Launching the Critical Coaching Blog

I guess there must come a time in every twenty-first century network’s life when the need for a blog becomes an inevitability, and not only for fashionable reasons. Launching this CCG blog feels kind of grown-up somehow, but it also feels down-with-the-kids. What the creation of this blog does reflect is the fact that the horrors of the pandemic and subsequent lockdowns have driven the CCG from being an in-person gathering to a becoming an online phenomenon. I am at this point resisting the urge to post up a screenshot of all our tiled faces on Zoom, just to prove it is true. But it is. 

I have to say that when lockdown descended on us in March 2020, I had to scrap all forward conference room bookings at our much loved Arnos Manor hotel, and ask booked speakers if they would mind doing their thing on line. This sudden switching of arrangements made me fearful, as I felt then that much of the value of our regular meetings lay in the opportunity to meet face-to-face, share chip sandwiches and flaccid salad, and munch over what provocations our visiting speakers had planted. I did not think that our members would take easily to this transition to a two-dimensional digital experience; nor did I think that the CCG would remain a priority on their minds, given all else that had been disrupted by the pandemic. 

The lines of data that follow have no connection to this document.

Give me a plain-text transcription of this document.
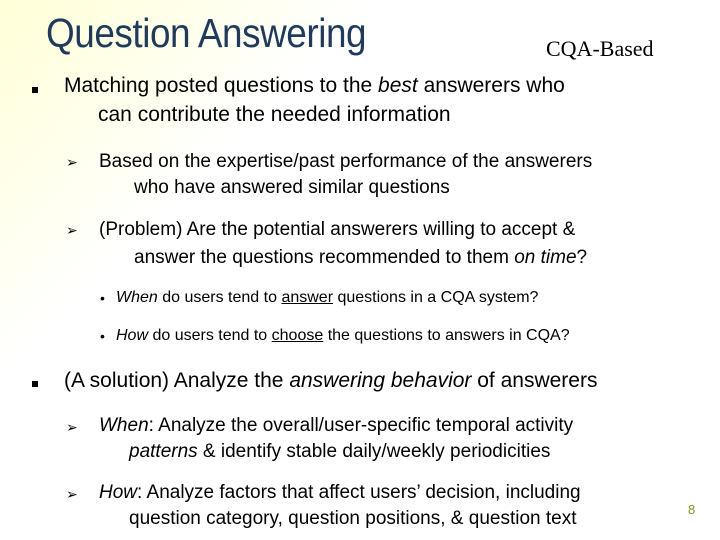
Question Answering	CQA-Based
Matching posted questions to the best answerers who
can contribute the needed information
➢ Based on the expertise/past performance of the answerers
who have answered similar questions
➢ (Problem) Are the potential answerers willing to accept &
answer the questions recommended to them on time?
• When do users tend to answer questions in a CQA system?
• How do users tend to choose the questions to answers in CQA?
(A solution) Analyze the answering behavior of answerers
➢ When: Analyze the overall/user-specific temporal activity
patterns & identify stable daily/weekly periodicities
➢ How: Analyze factors that affect users’ decision, including
question category, question positions, & question text	8
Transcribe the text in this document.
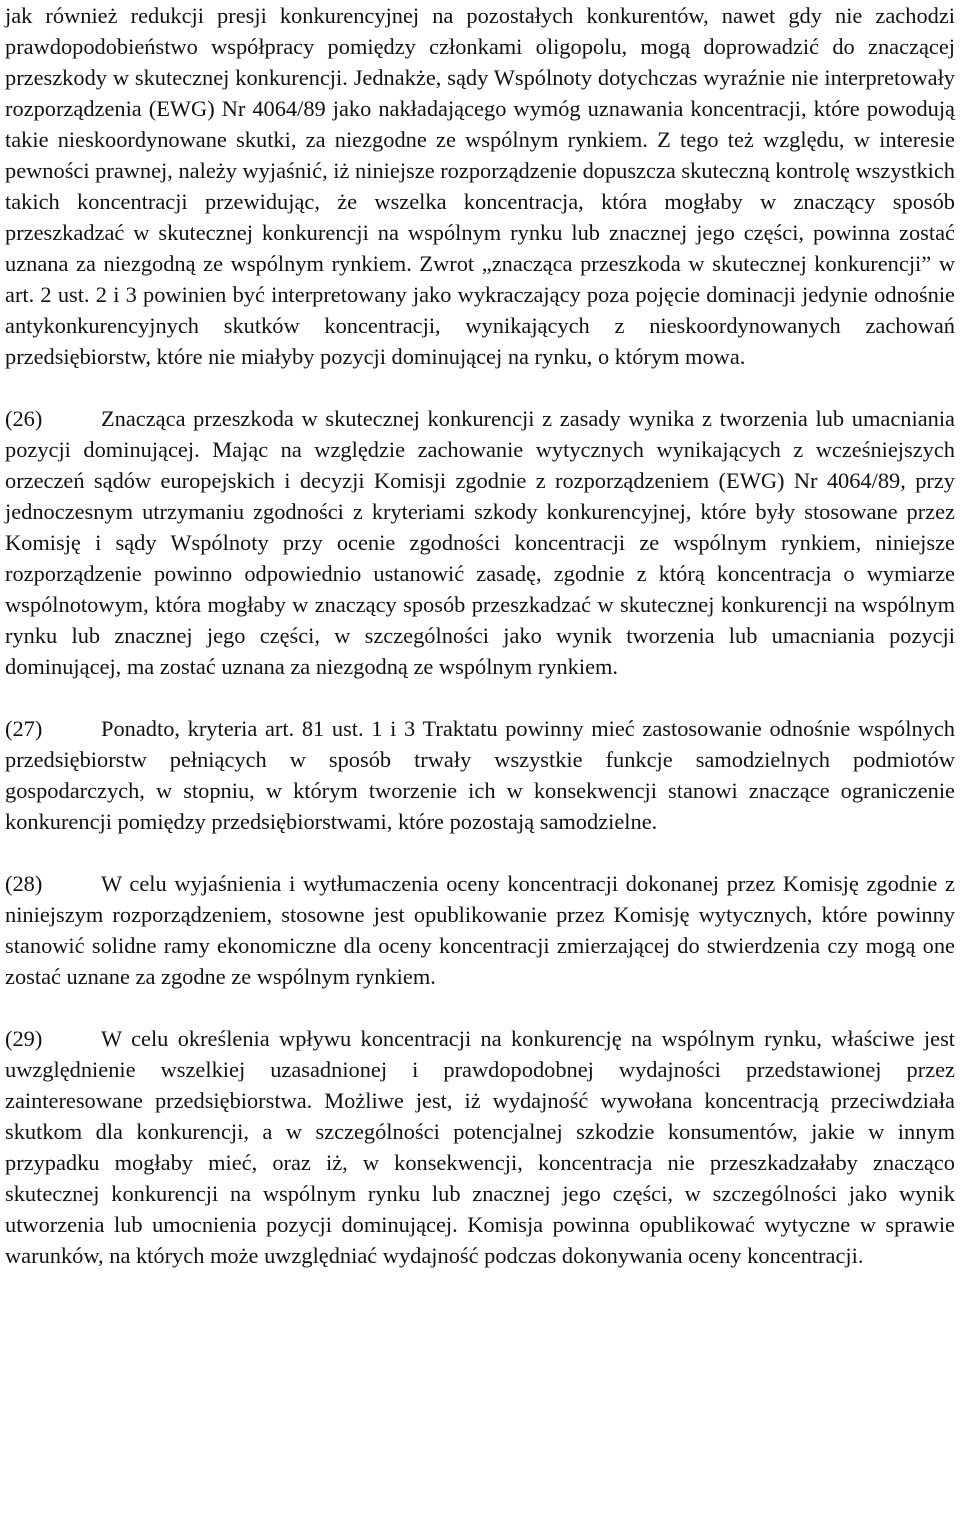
jak również redukcji presji konkurencyjnej na pozostałych konkurentów, nawet gdy nie zachodzi prawdopodobieństwo współpracy pomiędzy członkami oligopolu, mogą doprowadzić do znaczącej przeszkody w skutecznej konkurencji. Jednakże, sądy Wspólnoty dotychczas wyraźnie nie interpretowały rozporządzenia (EWG) Nr 4064/89 jako nakładającego wymóg uznawania koncentracji, które powodują takie nieskoordynowane skutki, za niezgodne ze wspólnym rynkiem. Z tego też względu, w interesie pewności prawnej, należy wyjaśnić, iż niniejsze rozporządzenie dopuszcza skuteczną kontrolę wszystkich takich koncentracji przewidując, że wszelka koncentracja, która mogłaby w znaczący sposób przeszkadzać w skutecznej konkurencji na wspólnym rynku lub znacznej jego części, powinna zostać uznana za niezgodną ze wspólnym rynkiem. Zwrot „znacząca przeszkoda w skutecznej konkurencji” w art. 2 ust. 2 i 3 powinien być interpretowany jako wykraczający poza pojęcie dominacji jedynie odnośnie antykonkurencyjnych skutków koncentracji, wynikających z nieskoordynowanych zachowań przedsiębiorstw, które nie miałyby pozycji dominującej na rynku, o którym mowa.

(26)	Znacząca przeszkoda w skutecznej konkurencji z zasady wynika z tworzenia lub umacniania pozycji dominującej. Mając na względzie zachowanie wytycznych wynikających z wcześniejszych orzeczeń sądów europejskich i decyzji Komisji zgodnie z rozporządzeniem (EWG) Nr 4064/89, przy jednoczesnym utrzymaniu zgodności z kryteriami szkody konkurencyjnej, które były stosowane przez Komisję i sądy Wspólnoty przy ocenie zgodności koncentracji ze wspólnym rynkiem, niniejsze rozporządzenie powinno odpowiednio ustanowić zasadę, zgodnie z którą koncentracja o wymiarze wspólnotowym, która mogłaby w znaczący sposób przeszkadzać w skutecznej konkurencji na wspólnym rynku lub znacznej jego części, w szczególności jako wynik tworzenia lub umacniania pozycji dominującej, ma zostać uznana za niezgodną ze wspólnym rynkiem.

(27)	Ponadto, kryteria art. 81 ust. 1 i 3 Traktatu powinny mieć zastosowanie odnośnie wspólnych przedsiębiorstw pełniących w sposób trwały wszystkie funkcje samodzielnych podmiotów gospodarczych, w stopniu, w którym tworzenie ich w konsekwencji stanowi znaczące ograniczenie konkurencji pomiędzy przedsiębiorstwami, które pozostają samodzielne.

(28)	W celu wyjaśnienia i wytłumaczenia oceny koncentracji dokonanej przez Komisję zgodnie z niniejszym rozporządzeniem, stosowne jest opublikowanie przez Komisję wytycznych, które powinny stanowić solidne ramy ekonomiczne dla oceny koncentracji zmierzającej do stwierdzenia czy mogą one zostać uznane za zgodne ze wspólnym rynkiem.

(29)	W celu określenia wpływu koncentracji na konkurencję na wspólnym rynku, właściwe jest uwzględnienie wszelkiej uzasadnionej i prawdopodobnej wydajności przedstawionej przez zainteresowane przedsiębiorstwa. Możliwe jest, iż wydajność wywołana koncentracją przeciwdziała skutkom dla konkurencji, a w szczególności potencjalnej szkodzie konsumentów, jakie w innym przypadku mogłaby mieć, oraz iż, w konsekwencji, koncentracja nie przeszkadzałaby znacząco skutecznej konkurencji na wspólnym rynku lub znacznej jego części, w szczególności jako wynik utworzenia lub umocnienia pozycji dominującej. Komisja powinna opublikować wytyczne w sprawie warunków, na których może uwzględniać wydajność podczas dokonywania oceny koncentracji.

I need not have worried. Far from the need for us to gather together going away, it became apparent that in the face of all of the challenges posed to our personal and professional lives, the wish to to get huddle in any form remained as strong as ever. In fact the move to online, in liberating the CCG from the geographical constraints posed by being locked into the Bristol location, has allowed us to draw upon a far wider range of speakers from across the world. And has attracted in new members who are more than happy to become a part of our group, without having to commit to making the far-flung trip to the South West of England, which as we all know is a two-days stage-coach ride away from London. And a one day ride from Exeter. 

At first, old stagers said that they were prepared to live with online presence as a somewhat second-best interim solution, while the lockdowns blew over and normal in-house services could resume. However, as our Zoom years have progressed, the nostalgic cries for a prelapsarian return to the container that is the Gallery Room have muted, replaced instead by an excitement at the new horizons online has revealed. For our new members who have known nothing else, then they have been happy enough with the online experience not only to sign-up for more of the same through to next year, but to invite their colleagues at similar career stages to come along too. I must say that it is most gratifying to learn that the culture of open inquiry and challenge while being supportive of each other has persisted into this new format. 

I anticipate, then, that as we progress into 2021 and beyond, that we will move towards a hybrid configuration, where regular monthly meetings will be augmented by a number of in-person gatherings a year to allow us to breathe the same air once more, and merrily kick over coffee cups strewn across the open-U circle of rickety chairs. But meanwhile I am delighted at the uptake of speaker invites from all over the world – my, how I am resisting with all my might and main the temptation to use that much-abused term ‘global’- and look forward to a rich and relational year together. 

So where does this blog fit in? Well, it is early days, but in addition to serving as a container for updates such as this current rambling, this blog also offers opportunities for the curating of offerings from members and speakers that they feel will be of interest to our members. These offerings are likely to be in written form, but could also be imagistic, in audio or video form, or free-form interpretative jazz. It is really up to you. Let me know if there is something you wish to post, great or small, and I will ensure that it gets up there. Looking forward to it. And welcome to the CCG Blog.